The Headless Horseman
19th-century Britain saw a revival of interest in folklore and fairy-tales, providing rich subject matter for authors and illustrators. The Gothic genre of fiction gained in popularity at the same time. These trends influenced ephemeral literature as seen in the Arm of the Devil and the Headless Horseman published in the weekly journal The New Casket in 1832. The eerie and suspenseful subject matter was often set in earlier times and/or other countries, and offered an accessible format for supernatural tales. The stark images, sharp lines and intense contrasts of darkness and light in the wood engraved illustrations catch the eye, set the scene and encapsulate the stories.
A friendly ghost?
George Cruikshank’s gathering of ghosts calls to mind the affectionate response to macabre subjects in modern works by Edward Gorey, Chris Riddell and Tim Burton. Cruikshank’s comic illustrations make light of the home-made ghost, fashioned from a sheet and turnip, who stalks the churchyard with visible legs and shoes!
Cruikshank’s series of Frights make fun of irrational fears experienced in everyday life.
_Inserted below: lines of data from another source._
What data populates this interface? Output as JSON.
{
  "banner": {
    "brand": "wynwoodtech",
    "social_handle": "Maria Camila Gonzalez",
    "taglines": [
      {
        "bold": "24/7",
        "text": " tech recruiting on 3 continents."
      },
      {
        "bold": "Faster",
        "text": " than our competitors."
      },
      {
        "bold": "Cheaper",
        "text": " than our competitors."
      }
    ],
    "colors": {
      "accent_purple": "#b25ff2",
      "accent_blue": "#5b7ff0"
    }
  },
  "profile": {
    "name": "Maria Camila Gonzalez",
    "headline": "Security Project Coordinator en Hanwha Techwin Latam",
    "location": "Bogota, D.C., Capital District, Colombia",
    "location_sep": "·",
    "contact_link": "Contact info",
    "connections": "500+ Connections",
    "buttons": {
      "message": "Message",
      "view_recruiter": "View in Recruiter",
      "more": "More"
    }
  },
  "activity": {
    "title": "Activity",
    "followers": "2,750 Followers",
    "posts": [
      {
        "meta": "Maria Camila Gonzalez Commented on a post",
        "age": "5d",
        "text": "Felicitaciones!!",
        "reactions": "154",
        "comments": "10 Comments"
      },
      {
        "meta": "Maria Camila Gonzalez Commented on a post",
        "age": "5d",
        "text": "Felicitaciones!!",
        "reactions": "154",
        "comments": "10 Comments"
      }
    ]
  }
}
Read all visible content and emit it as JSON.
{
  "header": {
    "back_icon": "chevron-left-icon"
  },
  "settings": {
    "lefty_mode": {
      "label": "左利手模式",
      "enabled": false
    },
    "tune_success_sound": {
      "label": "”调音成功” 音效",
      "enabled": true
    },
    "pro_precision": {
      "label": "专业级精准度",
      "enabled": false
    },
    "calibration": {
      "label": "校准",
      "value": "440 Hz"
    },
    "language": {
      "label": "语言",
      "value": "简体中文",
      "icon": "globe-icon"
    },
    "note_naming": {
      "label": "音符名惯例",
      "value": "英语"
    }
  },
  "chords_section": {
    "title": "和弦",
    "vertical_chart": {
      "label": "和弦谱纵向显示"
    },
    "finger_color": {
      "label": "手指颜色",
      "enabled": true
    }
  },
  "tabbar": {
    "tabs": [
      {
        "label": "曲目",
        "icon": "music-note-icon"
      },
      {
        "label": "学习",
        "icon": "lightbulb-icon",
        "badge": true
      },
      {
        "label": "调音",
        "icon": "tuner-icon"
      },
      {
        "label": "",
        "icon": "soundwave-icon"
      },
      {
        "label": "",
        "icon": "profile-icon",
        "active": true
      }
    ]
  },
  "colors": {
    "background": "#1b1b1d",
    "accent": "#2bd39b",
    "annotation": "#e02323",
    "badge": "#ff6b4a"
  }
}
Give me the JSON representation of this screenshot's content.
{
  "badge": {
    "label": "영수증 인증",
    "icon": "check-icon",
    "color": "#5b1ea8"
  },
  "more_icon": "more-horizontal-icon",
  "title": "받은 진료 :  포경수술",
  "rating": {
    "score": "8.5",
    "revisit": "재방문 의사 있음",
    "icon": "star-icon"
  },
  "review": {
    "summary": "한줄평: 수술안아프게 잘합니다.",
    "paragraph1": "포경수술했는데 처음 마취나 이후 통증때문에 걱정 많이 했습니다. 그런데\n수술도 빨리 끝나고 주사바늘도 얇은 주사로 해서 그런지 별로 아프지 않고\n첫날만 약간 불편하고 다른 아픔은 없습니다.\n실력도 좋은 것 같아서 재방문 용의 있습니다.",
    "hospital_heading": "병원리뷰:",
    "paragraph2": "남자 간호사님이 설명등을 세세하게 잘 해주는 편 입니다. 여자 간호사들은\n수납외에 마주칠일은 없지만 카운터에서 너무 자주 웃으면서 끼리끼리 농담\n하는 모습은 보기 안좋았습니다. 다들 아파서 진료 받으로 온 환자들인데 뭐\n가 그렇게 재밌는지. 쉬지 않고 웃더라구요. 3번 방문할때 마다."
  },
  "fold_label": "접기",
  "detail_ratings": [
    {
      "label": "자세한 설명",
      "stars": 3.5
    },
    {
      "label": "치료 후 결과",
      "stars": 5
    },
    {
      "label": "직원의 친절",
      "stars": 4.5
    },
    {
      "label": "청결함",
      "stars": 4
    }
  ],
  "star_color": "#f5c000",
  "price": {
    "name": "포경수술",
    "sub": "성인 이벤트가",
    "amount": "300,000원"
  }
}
Examples include the midnight noise on the stairs, which a terrified family convince themselves must be thieves, and the harmless cat which gains the proportions of a tiger in the imagination. Although lighthearted in tone, these prints can tell us about the fears and anxieties of the refined Victorian home.
This macabre etching was originally intended to decorate the face of a clock. The result of a collaboration between a printmaker and a sculptor, the hands were intended to protrude through the small etched circle in the centre of the skull’s nasal cavity. Although the clocks were never actually made, they were intended as a daily memento mori (literally, ‘remember death’ – a reminder of the fleeting nature of life). The clock’s outer perimeter is formed by a snake eating its own tail, or ouroborus, an ancient symbol of Egyptian origins. Originally signifying renewal it was later taken up by magical and alchemical traditions.
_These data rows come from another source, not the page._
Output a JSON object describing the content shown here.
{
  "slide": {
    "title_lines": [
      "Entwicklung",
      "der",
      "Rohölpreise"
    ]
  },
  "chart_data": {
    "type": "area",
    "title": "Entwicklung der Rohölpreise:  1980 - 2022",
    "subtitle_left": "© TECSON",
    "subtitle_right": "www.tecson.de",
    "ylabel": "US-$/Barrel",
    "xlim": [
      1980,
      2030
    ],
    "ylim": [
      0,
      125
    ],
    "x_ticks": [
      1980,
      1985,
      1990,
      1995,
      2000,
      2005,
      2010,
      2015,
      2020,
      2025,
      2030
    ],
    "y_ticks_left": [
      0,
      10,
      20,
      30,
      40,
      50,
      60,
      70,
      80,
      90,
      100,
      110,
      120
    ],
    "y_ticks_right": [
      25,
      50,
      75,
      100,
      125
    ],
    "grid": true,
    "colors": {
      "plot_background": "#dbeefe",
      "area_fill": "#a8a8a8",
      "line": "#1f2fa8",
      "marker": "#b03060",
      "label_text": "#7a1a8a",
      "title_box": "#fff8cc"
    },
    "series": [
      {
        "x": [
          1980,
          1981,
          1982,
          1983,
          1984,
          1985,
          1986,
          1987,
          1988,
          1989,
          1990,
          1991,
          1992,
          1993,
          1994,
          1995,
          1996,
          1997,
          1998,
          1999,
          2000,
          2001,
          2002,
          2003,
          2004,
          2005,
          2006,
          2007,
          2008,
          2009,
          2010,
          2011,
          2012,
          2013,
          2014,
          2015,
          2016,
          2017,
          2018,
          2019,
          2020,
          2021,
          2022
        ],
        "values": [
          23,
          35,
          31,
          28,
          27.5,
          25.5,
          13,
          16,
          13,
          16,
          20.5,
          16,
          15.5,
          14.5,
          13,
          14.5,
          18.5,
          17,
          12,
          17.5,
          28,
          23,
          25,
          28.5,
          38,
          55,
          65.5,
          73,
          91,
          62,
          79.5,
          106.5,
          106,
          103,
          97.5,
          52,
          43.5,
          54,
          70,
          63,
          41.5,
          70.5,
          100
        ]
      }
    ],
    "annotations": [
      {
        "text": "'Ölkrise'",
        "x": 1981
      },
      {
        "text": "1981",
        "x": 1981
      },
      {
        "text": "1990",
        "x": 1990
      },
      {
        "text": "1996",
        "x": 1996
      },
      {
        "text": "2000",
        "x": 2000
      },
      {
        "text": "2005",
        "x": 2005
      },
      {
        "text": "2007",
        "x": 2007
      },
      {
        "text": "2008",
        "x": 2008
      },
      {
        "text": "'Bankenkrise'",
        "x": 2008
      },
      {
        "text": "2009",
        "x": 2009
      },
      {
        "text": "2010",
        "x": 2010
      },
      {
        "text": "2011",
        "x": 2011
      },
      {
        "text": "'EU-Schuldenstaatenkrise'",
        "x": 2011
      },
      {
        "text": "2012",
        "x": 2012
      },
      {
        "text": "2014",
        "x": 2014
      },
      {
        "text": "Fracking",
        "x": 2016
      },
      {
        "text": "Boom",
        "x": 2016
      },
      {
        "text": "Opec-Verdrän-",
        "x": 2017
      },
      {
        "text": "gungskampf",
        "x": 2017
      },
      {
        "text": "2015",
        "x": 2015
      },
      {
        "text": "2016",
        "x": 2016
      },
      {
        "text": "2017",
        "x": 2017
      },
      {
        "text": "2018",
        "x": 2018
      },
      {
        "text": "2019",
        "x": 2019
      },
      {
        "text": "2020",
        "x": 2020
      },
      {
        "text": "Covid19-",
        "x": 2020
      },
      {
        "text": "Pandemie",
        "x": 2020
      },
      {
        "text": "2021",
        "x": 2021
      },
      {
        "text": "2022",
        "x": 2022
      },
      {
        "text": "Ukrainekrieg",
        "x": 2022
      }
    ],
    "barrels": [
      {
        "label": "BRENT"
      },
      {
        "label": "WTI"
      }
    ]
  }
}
This dark and sexually charged subject preoccupied Edvard Munch in the period 1893–1895, when he made six different painted versions and one print. Known as Love and Pain by the artist, it was first described as a vampiric embrace by Munch’s friend, the critic Stanislaw Przybyszewski, who described ‘a man who has become submissive, and on his neck a biting vampire's face.’ Munch used a combination of lithographic stones and sawn woodblocks to build up the coloured shadows, offsetting the couple’s pale flesh and the vampire’s blood-red all-enveloping hair. Stay tuned for a special exhibition on the work of Edvard Munch coming in spring 2019!
'A drum, a drum! Macbeth doth come.'
The Three Witches from Shakespeare’s Macbeth are prophets of doom for the fated king, and are some of the most famous witches in literature. Edmund Dulac designed this poster for a production of Shakespeare’s play in London in 1911. The artist’s dark, sombre tones and use of Celtic lettering are in keeping with the period and mood of the tragic drama. With his arms folded, Macbeth challenges the three witches as they cast their spells from a steaming cauldron below a rocky ledge on the ‘blasted heath’.
Baa Baa Black Sheep...?
Paula Rego’s Nursery Rhymes offer a gothic twist on familiar stories and explores the underlying horror and sexual menace of tales originally intended for children. Rego uses these commonly known stories as the framework for her imagined scenes, bringing out their hidden darkness. In this case the ‘black sheep’ has become a towering ram seated to embrace a pubescent girl, who in turn gestures to a figure behind the ram’s back (possibly the ‘little boy’ of the song) hinting at a strange love triangle.